Living on the great plains of southern Alberta gives me access to the big sky right outside my door. On summer nights, the entertainment is often watching thunderstorms roll across the northern horizon down “hailstorm alley” to the north of me.
That was the case on Friday night, the eve of summer solstice. What a photogenic storm this was! Lightning lit up the roiling cloud from within and, as below, shot out in an escape path toward the ground.
Despite the midnight hour, the sky is blue with the glow of perpetual twilight at this time of year at 51° north.
As this storm receded, another rolled in, this time directed at my area. Lightning flashed all around (it was too rainy to shoot).
As I was processing these shots, the power flickered, then went off, as a bolt hit someplace critical to the power system. In the country it doesn’t take much to knock out the power to outlying areas. Mine was out for another 14 hours. Thank goodness for laptop batteries!
– Alan, June 23, 2014 / © 2014 Alan Dyer
A thunderstorm rolls across the northern horizon with the stars of Cassiopeia and Andromeda rising.
This was a perfect night for storm shooting. The storm was far enough away to not engulf me in rain and wind, but close enough to show detail and reveal its bolts of lightning.
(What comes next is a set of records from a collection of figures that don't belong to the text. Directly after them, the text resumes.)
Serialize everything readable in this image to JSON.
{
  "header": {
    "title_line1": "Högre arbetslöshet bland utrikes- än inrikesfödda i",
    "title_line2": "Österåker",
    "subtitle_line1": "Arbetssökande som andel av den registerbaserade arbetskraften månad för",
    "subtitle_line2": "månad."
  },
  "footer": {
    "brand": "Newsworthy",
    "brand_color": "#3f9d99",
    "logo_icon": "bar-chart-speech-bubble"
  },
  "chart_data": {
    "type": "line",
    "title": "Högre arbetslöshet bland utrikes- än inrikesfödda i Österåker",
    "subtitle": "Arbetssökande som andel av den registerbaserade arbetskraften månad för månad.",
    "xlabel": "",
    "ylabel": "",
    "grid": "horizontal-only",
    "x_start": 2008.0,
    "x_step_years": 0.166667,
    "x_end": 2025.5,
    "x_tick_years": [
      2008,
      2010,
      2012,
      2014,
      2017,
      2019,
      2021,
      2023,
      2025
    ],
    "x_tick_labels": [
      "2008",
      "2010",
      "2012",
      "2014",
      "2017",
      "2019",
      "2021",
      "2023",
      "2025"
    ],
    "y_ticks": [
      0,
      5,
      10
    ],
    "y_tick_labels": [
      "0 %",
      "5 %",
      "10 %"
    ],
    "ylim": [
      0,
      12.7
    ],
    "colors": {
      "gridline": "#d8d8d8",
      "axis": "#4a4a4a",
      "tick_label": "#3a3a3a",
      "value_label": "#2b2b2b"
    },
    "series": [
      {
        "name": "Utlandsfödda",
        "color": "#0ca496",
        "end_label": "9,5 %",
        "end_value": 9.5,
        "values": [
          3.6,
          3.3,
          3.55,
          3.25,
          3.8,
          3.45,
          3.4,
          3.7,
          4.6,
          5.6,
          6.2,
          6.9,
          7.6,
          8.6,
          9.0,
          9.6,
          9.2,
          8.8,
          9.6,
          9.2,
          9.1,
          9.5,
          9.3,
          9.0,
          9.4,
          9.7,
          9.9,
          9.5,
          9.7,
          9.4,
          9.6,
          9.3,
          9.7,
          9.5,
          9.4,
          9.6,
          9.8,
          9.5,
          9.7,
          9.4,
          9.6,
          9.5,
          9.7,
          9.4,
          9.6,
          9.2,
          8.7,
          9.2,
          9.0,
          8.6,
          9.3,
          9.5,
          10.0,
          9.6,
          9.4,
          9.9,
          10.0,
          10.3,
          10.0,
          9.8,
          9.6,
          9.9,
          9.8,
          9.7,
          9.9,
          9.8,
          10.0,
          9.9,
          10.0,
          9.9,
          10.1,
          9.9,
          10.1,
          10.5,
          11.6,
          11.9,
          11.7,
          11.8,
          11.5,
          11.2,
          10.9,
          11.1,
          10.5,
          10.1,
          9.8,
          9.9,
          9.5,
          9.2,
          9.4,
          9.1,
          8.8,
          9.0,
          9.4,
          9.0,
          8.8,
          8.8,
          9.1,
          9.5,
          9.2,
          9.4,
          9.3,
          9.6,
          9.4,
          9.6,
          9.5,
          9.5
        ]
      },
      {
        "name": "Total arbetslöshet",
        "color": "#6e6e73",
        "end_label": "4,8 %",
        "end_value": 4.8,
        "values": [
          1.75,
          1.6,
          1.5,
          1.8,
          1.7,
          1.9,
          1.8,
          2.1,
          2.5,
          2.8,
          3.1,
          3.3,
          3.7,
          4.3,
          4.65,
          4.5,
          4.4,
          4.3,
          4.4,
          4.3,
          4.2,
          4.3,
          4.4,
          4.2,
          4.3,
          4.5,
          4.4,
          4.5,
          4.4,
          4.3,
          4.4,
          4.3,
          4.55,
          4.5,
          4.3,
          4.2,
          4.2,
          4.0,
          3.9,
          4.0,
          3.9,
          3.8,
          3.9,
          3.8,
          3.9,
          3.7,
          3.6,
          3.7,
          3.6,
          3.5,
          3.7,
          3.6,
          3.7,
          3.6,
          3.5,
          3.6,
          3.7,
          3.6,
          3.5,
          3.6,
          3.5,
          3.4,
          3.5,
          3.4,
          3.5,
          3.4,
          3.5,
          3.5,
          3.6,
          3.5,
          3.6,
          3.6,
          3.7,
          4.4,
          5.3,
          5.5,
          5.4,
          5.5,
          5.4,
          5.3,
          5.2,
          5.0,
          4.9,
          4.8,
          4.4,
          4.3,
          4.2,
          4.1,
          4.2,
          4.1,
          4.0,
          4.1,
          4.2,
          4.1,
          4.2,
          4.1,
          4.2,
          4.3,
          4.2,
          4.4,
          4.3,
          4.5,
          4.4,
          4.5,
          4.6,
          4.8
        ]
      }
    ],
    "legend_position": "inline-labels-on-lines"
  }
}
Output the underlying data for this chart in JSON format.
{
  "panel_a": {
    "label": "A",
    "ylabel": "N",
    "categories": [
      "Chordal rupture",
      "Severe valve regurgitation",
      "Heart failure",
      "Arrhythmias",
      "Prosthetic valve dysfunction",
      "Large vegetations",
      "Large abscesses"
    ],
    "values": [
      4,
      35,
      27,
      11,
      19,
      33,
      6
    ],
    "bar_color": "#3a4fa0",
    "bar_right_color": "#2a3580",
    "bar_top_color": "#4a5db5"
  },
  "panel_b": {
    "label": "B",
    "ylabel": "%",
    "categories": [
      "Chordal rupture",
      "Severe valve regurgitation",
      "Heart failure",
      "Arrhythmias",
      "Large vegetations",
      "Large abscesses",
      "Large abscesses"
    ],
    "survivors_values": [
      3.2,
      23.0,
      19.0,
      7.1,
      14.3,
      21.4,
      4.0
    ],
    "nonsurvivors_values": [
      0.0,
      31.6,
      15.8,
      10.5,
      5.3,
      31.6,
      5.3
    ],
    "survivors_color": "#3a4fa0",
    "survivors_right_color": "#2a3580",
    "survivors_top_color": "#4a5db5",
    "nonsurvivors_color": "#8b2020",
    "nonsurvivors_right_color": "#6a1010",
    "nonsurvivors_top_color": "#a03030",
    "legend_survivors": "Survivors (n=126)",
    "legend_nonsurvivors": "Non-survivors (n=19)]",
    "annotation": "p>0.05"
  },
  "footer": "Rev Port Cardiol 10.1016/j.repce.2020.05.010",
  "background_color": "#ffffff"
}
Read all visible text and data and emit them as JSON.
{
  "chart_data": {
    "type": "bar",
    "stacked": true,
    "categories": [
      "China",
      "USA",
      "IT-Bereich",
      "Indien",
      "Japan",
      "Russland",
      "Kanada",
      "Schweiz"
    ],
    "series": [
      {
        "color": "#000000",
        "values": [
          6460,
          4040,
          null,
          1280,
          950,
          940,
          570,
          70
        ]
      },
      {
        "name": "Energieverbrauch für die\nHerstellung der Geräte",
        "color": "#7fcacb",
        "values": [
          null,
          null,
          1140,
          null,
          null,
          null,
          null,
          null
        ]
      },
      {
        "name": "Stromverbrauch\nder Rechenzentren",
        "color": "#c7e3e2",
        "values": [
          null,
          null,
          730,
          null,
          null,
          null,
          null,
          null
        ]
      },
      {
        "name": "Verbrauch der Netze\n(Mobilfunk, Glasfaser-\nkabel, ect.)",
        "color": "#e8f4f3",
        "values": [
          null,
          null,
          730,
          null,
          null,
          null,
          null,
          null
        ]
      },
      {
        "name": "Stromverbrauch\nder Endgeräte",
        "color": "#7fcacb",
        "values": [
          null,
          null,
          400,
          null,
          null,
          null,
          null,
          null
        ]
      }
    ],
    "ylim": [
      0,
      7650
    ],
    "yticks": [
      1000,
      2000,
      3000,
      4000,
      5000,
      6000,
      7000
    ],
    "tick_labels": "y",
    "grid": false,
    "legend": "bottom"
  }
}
A waning gibbous Moon shone in the south lighting up the storm clouds to the north and turning the sky blue.
Meanwhile the stars of Cassiopeia, Perseus and Andromeda were rising behind the storm clouds, a nice contrast of Earth and sky.
I’ve been after a confluence of circumstances like this for a few years. An aurora to the northeast would have been nice as well. But you can’t have everything!
– Alan, June 25, 2013 / © 2013 Alan Dyer
A stunning storm cloud retreats across the prairies leaving clear skies in its wake.
The timing could not have been better. On Monday night, June 17, a thunderstorm retreated to the east at just the perfect time to catch the light of the setting Sun.
As these prairie storms often do, this one left behind clear skies, with a quarter Moon at right to the south and the Sun to the west, off frame but illuminating this amazingly sculpted cloud. Downdrafts in the thunderhead produced the mammatus clouds – the bulbous structures hanging from the thundercloud. The low Sun angle emphasizes their form.
We’ve had a lot of rain and storms lately, but when a storm puts on as fine a show as this one, I’ll take it!
This image is a 3-segment panorama using the Canon 5D MkII and 16-35mm lens at 16mm. I used Photoshop’s Photomerge and Adaptive Wide Angle filter to stitch and straighten the image.